D: Shoring Up the Levees

November 23rd, 2009 | Categories: 2008 Regionals

An All Math All the Time problem. But, there are ways to solve it with only minimal math knowledge.

There is one bit of a sticking point, that caught some teams. The problem asks you to sort the answers by area, and by perimeter if the areas are equal – which means you have to compare real numbers. Comparing real numbers for equality in a program in problematic, because of roundoff error. You always need a tolerance. So, in Levees, what should the tolerance be? The problem tells you:

If two Quadrants have the same area when rounded to 3 decimal places, output the one with the largest perimeter first.
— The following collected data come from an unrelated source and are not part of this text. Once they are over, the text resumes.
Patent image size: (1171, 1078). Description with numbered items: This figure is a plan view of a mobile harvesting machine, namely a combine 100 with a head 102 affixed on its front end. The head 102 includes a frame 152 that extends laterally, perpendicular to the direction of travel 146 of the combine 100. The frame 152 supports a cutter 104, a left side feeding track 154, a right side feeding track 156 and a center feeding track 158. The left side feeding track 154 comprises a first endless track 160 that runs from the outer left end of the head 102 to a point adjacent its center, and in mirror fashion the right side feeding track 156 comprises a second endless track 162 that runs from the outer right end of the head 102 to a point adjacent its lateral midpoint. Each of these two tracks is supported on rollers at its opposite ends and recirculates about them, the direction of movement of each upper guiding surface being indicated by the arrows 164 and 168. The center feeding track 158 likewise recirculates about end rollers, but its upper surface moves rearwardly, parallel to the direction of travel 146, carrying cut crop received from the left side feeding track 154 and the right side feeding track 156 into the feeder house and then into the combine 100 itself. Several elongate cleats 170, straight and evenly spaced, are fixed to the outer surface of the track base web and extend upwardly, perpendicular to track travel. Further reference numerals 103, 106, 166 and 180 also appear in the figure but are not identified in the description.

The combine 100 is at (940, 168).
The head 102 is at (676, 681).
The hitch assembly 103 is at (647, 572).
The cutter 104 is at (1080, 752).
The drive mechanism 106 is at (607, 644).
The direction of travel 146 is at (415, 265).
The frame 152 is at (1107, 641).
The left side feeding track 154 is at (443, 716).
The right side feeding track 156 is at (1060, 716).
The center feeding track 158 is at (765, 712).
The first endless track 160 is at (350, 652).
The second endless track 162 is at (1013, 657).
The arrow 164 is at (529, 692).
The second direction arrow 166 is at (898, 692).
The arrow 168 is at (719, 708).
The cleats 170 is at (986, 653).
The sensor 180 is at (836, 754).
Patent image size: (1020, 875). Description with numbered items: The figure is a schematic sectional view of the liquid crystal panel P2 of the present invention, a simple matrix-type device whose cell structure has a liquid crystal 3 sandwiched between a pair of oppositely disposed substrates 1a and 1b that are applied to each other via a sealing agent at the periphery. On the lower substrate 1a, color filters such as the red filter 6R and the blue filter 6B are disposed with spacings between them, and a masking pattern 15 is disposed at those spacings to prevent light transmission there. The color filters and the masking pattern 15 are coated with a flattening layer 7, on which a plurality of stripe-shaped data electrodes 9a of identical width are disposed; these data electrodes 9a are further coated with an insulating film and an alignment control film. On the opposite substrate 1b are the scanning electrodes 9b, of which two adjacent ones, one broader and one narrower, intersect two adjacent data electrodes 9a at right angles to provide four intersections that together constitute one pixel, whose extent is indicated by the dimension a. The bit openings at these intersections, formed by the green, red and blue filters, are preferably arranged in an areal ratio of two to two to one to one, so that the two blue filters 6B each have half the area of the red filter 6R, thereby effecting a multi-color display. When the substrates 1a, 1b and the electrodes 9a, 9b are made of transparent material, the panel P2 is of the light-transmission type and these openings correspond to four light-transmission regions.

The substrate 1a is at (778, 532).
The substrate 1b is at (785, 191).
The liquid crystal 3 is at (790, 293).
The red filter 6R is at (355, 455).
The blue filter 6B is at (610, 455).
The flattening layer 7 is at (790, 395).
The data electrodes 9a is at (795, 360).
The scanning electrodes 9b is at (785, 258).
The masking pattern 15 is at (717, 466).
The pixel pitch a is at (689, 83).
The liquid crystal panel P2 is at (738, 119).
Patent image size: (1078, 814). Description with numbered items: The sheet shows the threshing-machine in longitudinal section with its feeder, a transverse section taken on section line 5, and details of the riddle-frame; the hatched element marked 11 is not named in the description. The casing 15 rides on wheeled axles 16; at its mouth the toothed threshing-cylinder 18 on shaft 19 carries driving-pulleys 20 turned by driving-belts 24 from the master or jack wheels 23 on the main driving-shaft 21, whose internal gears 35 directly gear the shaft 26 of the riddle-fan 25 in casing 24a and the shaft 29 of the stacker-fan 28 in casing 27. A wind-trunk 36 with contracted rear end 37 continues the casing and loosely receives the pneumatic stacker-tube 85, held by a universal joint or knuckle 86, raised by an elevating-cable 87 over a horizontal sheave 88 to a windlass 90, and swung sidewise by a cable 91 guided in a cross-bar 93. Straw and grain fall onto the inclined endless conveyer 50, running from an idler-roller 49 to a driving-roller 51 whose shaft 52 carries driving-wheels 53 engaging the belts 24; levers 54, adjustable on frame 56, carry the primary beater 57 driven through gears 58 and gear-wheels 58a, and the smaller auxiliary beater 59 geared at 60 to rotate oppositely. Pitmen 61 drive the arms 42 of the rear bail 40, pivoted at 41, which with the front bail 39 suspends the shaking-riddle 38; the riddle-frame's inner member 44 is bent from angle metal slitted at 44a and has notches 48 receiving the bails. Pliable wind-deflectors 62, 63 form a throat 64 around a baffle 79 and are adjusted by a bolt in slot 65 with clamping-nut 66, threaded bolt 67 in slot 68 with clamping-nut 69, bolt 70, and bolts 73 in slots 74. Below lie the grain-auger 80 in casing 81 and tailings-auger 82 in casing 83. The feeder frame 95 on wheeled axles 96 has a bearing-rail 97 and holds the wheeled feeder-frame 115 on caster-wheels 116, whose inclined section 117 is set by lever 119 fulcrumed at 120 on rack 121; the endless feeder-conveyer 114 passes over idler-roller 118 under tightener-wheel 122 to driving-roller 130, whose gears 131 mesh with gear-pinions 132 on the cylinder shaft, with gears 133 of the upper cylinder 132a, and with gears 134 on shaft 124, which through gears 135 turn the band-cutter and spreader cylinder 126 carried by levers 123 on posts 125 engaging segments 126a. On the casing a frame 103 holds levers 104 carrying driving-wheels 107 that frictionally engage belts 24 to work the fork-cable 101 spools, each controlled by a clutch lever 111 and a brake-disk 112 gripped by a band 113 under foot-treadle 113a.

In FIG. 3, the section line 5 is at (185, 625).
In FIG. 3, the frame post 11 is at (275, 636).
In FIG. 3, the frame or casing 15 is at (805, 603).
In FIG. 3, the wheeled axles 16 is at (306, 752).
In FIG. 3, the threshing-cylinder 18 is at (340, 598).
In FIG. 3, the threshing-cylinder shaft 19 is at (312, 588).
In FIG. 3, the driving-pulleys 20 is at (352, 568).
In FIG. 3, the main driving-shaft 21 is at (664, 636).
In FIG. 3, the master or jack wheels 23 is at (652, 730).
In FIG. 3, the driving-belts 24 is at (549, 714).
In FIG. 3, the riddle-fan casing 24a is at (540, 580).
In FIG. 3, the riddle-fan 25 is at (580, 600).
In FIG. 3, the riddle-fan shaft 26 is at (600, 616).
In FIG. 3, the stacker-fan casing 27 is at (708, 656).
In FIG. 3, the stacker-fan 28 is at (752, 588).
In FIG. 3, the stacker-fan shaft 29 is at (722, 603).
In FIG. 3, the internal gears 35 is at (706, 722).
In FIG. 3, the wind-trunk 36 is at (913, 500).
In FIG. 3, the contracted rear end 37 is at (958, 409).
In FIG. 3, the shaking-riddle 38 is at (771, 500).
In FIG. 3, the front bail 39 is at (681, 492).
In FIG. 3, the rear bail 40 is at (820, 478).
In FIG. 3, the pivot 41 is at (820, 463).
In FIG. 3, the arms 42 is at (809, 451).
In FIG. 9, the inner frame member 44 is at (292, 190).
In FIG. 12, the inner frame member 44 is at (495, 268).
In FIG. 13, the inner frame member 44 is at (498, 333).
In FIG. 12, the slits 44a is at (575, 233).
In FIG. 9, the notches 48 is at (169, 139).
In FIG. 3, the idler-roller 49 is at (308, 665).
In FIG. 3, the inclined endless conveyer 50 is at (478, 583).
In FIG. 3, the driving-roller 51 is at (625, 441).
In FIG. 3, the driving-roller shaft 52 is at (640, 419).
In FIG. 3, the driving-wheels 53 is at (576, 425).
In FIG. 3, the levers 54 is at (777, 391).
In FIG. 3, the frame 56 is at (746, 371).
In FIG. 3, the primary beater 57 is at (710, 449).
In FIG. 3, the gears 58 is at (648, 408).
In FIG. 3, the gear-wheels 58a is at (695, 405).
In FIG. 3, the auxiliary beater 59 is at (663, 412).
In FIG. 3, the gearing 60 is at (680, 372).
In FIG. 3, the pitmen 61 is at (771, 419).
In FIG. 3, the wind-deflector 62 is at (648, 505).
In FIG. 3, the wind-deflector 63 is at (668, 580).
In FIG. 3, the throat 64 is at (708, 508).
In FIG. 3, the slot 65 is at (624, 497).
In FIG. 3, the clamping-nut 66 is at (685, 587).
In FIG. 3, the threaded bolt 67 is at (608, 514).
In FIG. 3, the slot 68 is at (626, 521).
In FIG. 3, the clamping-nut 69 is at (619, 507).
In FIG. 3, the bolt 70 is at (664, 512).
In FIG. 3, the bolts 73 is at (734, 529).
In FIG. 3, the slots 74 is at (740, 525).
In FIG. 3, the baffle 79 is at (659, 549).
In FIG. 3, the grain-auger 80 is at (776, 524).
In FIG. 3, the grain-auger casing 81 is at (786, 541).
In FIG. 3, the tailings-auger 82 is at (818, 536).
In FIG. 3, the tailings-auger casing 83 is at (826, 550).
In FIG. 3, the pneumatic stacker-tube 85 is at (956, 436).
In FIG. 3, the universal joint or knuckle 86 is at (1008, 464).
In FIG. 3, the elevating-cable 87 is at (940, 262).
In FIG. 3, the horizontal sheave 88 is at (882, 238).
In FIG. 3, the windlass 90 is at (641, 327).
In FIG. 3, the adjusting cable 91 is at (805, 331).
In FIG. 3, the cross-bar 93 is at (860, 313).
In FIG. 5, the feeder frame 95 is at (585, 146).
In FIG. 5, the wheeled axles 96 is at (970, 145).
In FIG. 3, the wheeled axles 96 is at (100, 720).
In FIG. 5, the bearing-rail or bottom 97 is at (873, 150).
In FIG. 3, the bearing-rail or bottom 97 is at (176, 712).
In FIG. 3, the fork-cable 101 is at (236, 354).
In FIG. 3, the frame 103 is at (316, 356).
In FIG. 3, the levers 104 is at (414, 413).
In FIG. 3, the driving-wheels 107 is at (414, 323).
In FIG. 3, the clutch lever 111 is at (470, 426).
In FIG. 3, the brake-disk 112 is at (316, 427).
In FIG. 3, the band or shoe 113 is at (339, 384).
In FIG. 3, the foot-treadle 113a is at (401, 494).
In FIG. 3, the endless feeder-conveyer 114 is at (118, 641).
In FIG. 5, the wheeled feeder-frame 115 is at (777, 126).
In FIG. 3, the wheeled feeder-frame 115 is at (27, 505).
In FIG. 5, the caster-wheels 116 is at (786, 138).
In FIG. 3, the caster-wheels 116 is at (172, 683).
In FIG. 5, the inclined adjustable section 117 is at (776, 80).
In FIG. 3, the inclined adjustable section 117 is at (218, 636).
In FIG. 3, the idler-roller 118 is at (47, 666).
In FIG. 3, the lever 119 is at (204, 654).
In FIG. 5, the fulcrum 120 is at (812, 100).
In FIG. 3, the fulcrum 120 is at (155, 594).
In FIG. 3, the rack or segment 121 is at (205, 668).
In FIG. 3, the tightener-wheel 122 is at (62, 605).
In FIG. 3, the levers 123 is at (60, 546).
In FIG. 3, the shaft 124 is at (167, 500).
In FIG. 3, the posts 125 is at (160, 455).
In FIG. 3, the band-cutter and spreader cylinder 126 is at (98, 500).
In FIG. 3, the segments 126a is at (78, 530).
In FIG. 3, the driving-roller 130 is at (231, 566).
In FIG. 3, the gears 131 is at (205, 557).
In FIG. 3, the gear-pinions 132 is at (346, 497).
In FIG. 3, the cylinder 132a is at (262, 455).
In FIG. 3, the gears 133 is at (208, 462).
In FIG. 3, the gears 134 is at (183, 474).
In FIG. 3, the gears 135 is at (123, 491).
Some teams got caught by this, put answers in the wrong order when the areas were too close. In the judges’ programs, you’ll see that often, the judges converted the reals numbers to strings and then sorted the strings to get around this problem.

So, here’s the Judge Input, the Judge Output, the main solving program, a C++ program, and another C++ program.

Some solution ideas are inside the spoiler.

Spoiler »

First, you’ve got to find that middle point – the intersection of the two diagonals. Note that since the polygon is guaranteed to be convex, the diagonals are guaranteed to intersect at a single point inside the figure. Convenient! The main judge program uses Cramer’s Rule. There are other ways.

Once you’ve got that point, the perimeters are easy – just use the distance formula for each leg of each triangle. You can use your favorite technique to get the areas of the triangles – Heron’s formula, one half the cross-product of any two side vectors which share an endpoint, the programmer’s standard polygon area trick, you name it.

Then it’s just a matter of sorting the results, with the caveat described above.